The sets of numbers 7, 24, 25 and 9, 40, 41 are Pythagorean triples. Use what you know about the Pythagorean Theorem and explain or show why they are Pythagorean triples. Be sure to show your work for each set of triples
To determine if a set of numbers is a Pythagorean triple, we need to check if they satisfy the Pythagorean Theorem, which states that in a right-angled triangle, the square of the hypotenuse (the side opposite the right angle) is equal to the sum of the squares of the other two sides.

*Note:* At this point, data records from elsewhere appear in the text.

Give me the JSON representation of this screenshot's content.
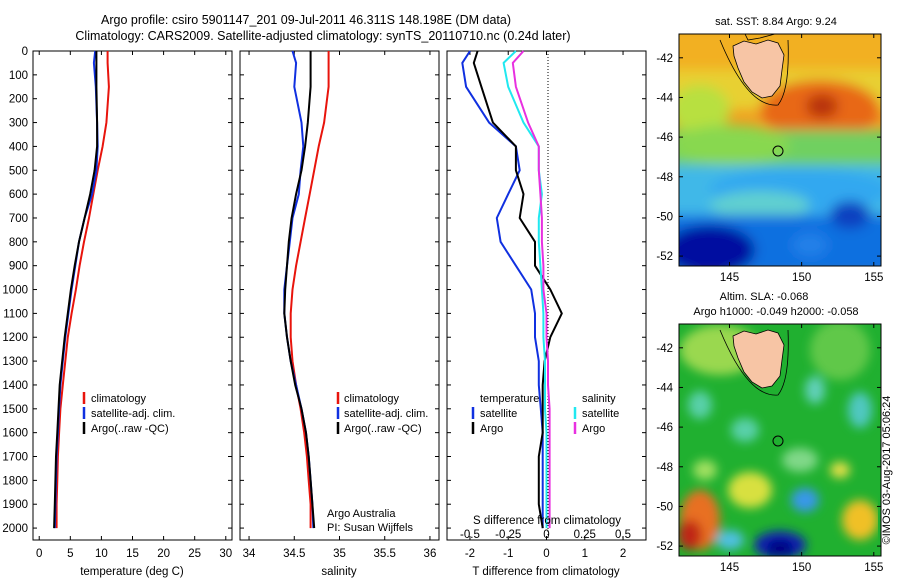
{
  "title": {
    "line1": "Argo profile: csiro 5901147_201 09-Jul-2011 46.311S 148.198E (DM data)",
    "line2": "Climatology: CARS2009. Satellite-adjusted climatology: synTS_20110710.nc (0.24d later)"
  },
  "depth_ticks": [
    "0",
    "100",
    "200",
    "300",
    "400",
    "500",
    "600",
    "700",
    "800",
    "900",
    "1000",
    "1100",
    "1200",
    "1300",
    "1400",
    "1500",
    "1600",
    "1700",
    "1800",
    "1900",
    "2000"
  ],
  "panels": {
    "temperature": {
      "xlabel": "temperature (deg C)",
      "xticks": [
        "0",
        "5",
        "10",
        "15",
        "20",
        "25",
        "30"
      ],
      "legend": [
        "climatology",
        "satellite-adj. clim.",
        "Argo(..raw -QC)"
      ]
    },
    "salinity": {
      "xlabel": "salinity",
      "xticks": [
        "34",
        "34.5",
        "35",
        "35.5",
        "36"
      ],
      "legend": [
        "climatology",
        "satellite-adj. clim.",
        "Argo(..raw -QC)"
      ],
      "note1": "Argo Australia",
      "note2": "PI: Susan Wijffels"
    },
    "difference": {
      "xlabel": "T difference from climatology",
      "top_label": "S difference from climatology",
      "xticks": [
        "-2",
        "-1",
        "0",
        "1",
        "2"
      ],
      "sticks": [
        "-0.5",
        "-0.25",
        "0",
        "0.25",
        "0.5"
      ],
      "legend_temp_title": "temperature",
      "legend_sal_title": "salinity",
      "legend_items": [
        "satellite",
        "Argo",
        "satellite",
        "Argo"
      ]
    }
  },
  "maps": {
    "sst": {
      "title": "sat. SST: 8.84  Argo: 9.24",
      "yticks": [
        "-42",
        "-44",
        "-46",
        "-48",
        "-50",
        "-52"
      ],
      "xticks": [
        "145",
        "150",
        "155"
      ]
    },
    "sla": {
      "title1": "Altim. SLA: -0.068",
      "title2": "Argo h1000: -0.049 h2000: -0.058",
      "yticks": [
        "-42",
        "-44",
        "-46",
        "-48",
        "-50",
        "-52"
      ],
      "xticks": [
        "145",
        "150",
        "155"
      ]
    }
  },
  "credit": "©IMOS 03-Aug-2017 05:06:24",
  "colors": {
    "climatology": "#e8140c",
    "satellite": "#1030e0",
    "argo": "#000000",
    "sal_satellite": "#20e8f0",
    "sal_argo": "#e830e0"
  },
  "chart_data": [
    {
      "type": "line",
      "title": "",
      "xlabel": "temperature (deg C)",
      "ylabel": "",
      "xlim": [
        -1,
        31
      ],
      "ylim": [
        2050,
        0
      ],
      "series": [
        {
          "name": "climatology",
          "x": [
            11.0,
            11.0,
            11.2,
            10.8,
            10.2,
            9.4,
            8.7,
            8.0,
            7.2,
            6.5,
            5.9,
            5.2,
            4.6,
            4.2,
            3.8,
            3.4,
            3.2,
            3.0,
            2.9,
            2.8,
            2.8
          ],
          "y": [
            0,
            50,
            150,
            300,
            400,
            500,
            600,
            700,
            800,
            900,
            1000,
            1100,
            1200,
            1300,
            1400,
            1500,
            1600,
            1700,
            1800,
            1900,
            2000
          ]
        },
        {
          "name": "satellite-adj. clim.",
          "x": [
            9.0,
            8.8,
            9.1,
            9.3,
            9.4,
            9.2,
            8.5,
            7.3,
            6.4,
            5.8,
            5.2,
            4.7,
            4.2,
            3.8,
            3.4,
            3.2,
            3.0,
            2.8,
            2.7,
            2.6,
            2.5
          ],
          "y": [
            0,
            50,
            150,
            300,
            400,
            500,
            600,
            700,
            800,
            900,
            1000,
            1100,
            1200,
            1300,
            1400,
            1500,
            1600,
            1700,
            1800,
            1900,
            2000
          ]
        },
        {
          "name": "Argo(..raw -QC)",
          "x": [
            9.2,
            9.2,
            9.2,
            9.3,
            9.3,
            8.9,
            8.2,
            7.3,
            6.4,
            5.7,
            5.1,
            4.6,
            4.1,
            3.7,
            3.3,
            3.1,
            2.9,
            2.7,
            2.6,
            2.5,
            2.4
          ],
          "y": [
            0,
            50,
            150,
            300,
            400,
            500,
            600,
            700,
            800,
            900,
            1000,
            1100,
            1200,
            1300,
            1400,
            1500,
            1600,
            1700,
            1800,
            1900,
            2000
          ]
        }
      ]
    },
    {
      "type": "line",
      "title": "",
      "xlabel": "salinity",
      "ylabel": "",
      "xlim": [
        33.9,
        36.1
      ],
      "ylim": [
        2050,
        0
      ],
      "series": [
        {
          "name": "climatology",
          "x": [
            34.88,
            34.88,
            34.88,
            34.83,
            34.77,
            34.72,
            34.67,
            34.62,
            34.57,
            34.52,
            34.48,
            34.46,
            34.46,
            34.48,
            34.52,
            34.57,
            34.61,
            34.64,
            34.66,
            34.68,
            34.68
          ],
          "y": [
            0,
            50,
            150,
            300,
            400,
            500,
            600,
            700,
            800,
            900,
            1000,
            1100,
            1200,
            1300,
            1400,
            1500,
            1600,
            1700,
            1800,
            1900,
            2000
          ]
        },
        {
          "name": "satellite-adj. clim.",
          "x": [
            34.48,
            34.52,
            34.5,
            34.58,
            34.6,
            34.57,
            34.55,
            34.48,
            34.45,
            34.42,
            34.39,
            34.39,
            34.42,
            34.46,
            34.52,
            34.58,
            34.63,
            34.66,
            34.68,
            34.7,
            34.71
          ],
          "y": [
            0,
            50,
            150,
            300,
            400,
            500,
            600,
            700,
            800,
            900,
            1000,
            1100,
            1200,
            1300,
            1400,
            1500,
            1600,
            1700,
            1800,
            1900,
            2000
          ]
        },
        {
          "name": "Argo(..raw -QC)",
          "x": [
            34.68,
            34.68,
            34.68,
            34.65,
            34.62,
            34.58,
            34.52,
            34.47,
            34.44,
            34.42,
            34.4,
            34.39,
            34.42,
            34.46,
            34.51,
            34.58,
            34.63,
            34.66,
            34.68,
            34.7,
            34.72
          ],
          "y": [
            0,
            50,
            150,
            300,
            400,
            500,
            600,
            700,
            800,
            900,
            1000,
            1100,
            1200,
            1300,
            1400,
            1500,
            1600,
            1700,
            1800,
            1900,
            2000
          ]
        }
      ]
    },
    {
      "type": "line",
      "title": "",
      "xlabel": "T difference from climatology",
      "ylabel": "",
      "xlim": [
        -2.6,
        2.6
      ],
      "ylim": [
        2050,
        0
      ],
      "series": [
        {
          "name": "temperature satellite",
          "x": [
            -2.0,
            -2.2,
            -2.1,
            -1.5,
            -0.8,
            -0.7,
            -1.0,
            -1.3,
            -1.2,
            -0.8,
            -0.4,
            -0.3,
            -0.3,
            -0.2,
            -0.2,
            -0.15,
            -0.1,
            -0.1,
            -0.1,
            -0.1,
            -0.1
          ],
          "y": [
            0,
            50,
            150,
            300,
            400,
            500,
            600,
            700,
            800,
            900,
            1000,
            1100,
            1200,
            1300,
            1400,
            1500,
            1600,
            1700,
            1800,
            1900,
            2000
          ]
        },
        {
          "name": "temperature Argo",
          "x": [
            -1.8,
            -1.9,
            -1.7,
            -1.4,
            -0.8,
            -0.8,
            -0.6,
            -0.7,
            -0.3,
            -0.3,
            0.1,
            0.4,
            0.1,
            -0.05,
            -0.1,
            -0.1,
            -0.1,
            -0.2,
            -0.2,
            -0.2,
            -0.1
          ],
          "y": [
            0,
            50,
            150,
            300,
            400,
            500,
            600,
            700,
            800,
            900,
            1000,
            1100,
            1200,
            1300,
            1400,
            1500,
            1600,
            1700,
            1800,
            1900,
            2000
          ]
        },
        {
          "name": "salinity satellite",
          "x": [
            -0.2,
            -0.28,
            -0.25,
            -0.15,
            -0.05,
            -0.05,
            -0.03,
            -0.05,
            -0.05,
            -0.04,
            -0.03,
            -0.02,
            -0.02,
            -0.01,
            -0.01,
            -0.01,
            0.0,
            0.0,
            0.0,
            0.0,
            0.0
          ],
          "y": [
            0,
            50,
            150,
            300,
            400,
            500,
            600,
            700,
            800,
            900,
            1000,
            1100,
            1200,
            1300,
            1400,
            1500,
            1600,
            1700,
            1800,
            1900,
            2000
          ]
        },
        {
          "name": "salinity Argo",
          "x": [
            -0.15,
            -0.22,
            -0.2,
            -0.12,
            -0.05,
            -0.05,
            -0.04,
            -0.03,
            -0.03,
            -0.02,
            -0.02,
            0.0,
            0.0,
            0.01,
            0.01,
            0.02,
            0.02,
            0.02,
            0.02,
            0.02,
            0.02
          ],
          "y": [
            0,
            50,
            150,
            300,
            400,
            500,
            600,
            700,
            800,
            900,
            1000,
            1100,
            1200,
            1300,
            1400,
            1500,
            1600,
            1700,
            1800,
            1900,
            2000
          ]
        }
      ]
    },
    {
      "type": "heatmap",
      "title": "sat. SST: 8.84  Argo: 9.24",
      "xlim": [
        141.5,
        155.5
      ],
      "ylim": [
        -52.5,
        -40.8
      ],
      "float_position": {
        "lon": 148.198,
        "lat": -46.311
      }
    },
    {
      "type": "heatmap",
      "title": "Altim. SLA: -0.068",
      "xlim": [
        141.5,
        155.5
      ],
      "ylim": [
        -52.5,
        -40.8
      ],
      "float_position": {
        "lon": 148.198,
        "lat": -46.311
      }
    }
  ]
}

Let's start with the set of numbers 7, 24, 25. We need to check if 7^2 + 24^2 = 25^2.
7^2 = 49
24^2 = 576
25^2 = 625
49 + 576 = 625
Since 49 + 576 equals 625, the set of numbers 7, 24, 25 satisfies the Pythagorean Theorem and is a Pythagorean triple.
Now let's move on to the set of numbers 9, 40, 41. We need to check if 9^2 + 40^2 = 41^2.
9^2 = 81
40^2 = 1600
41^2 = 1681
81 + 1600 = 1681
Since 81 + 1600 equals 1681, the set of numbers 9, 40, 41 satisfies the Pythagorean Theorem and is a Pythagorean triple.
Therefore, both sets of numbers 7, 24, 25 and 9, 40, 41 are Pythagorean triples, as they satisfy the Pythagorean Theorem.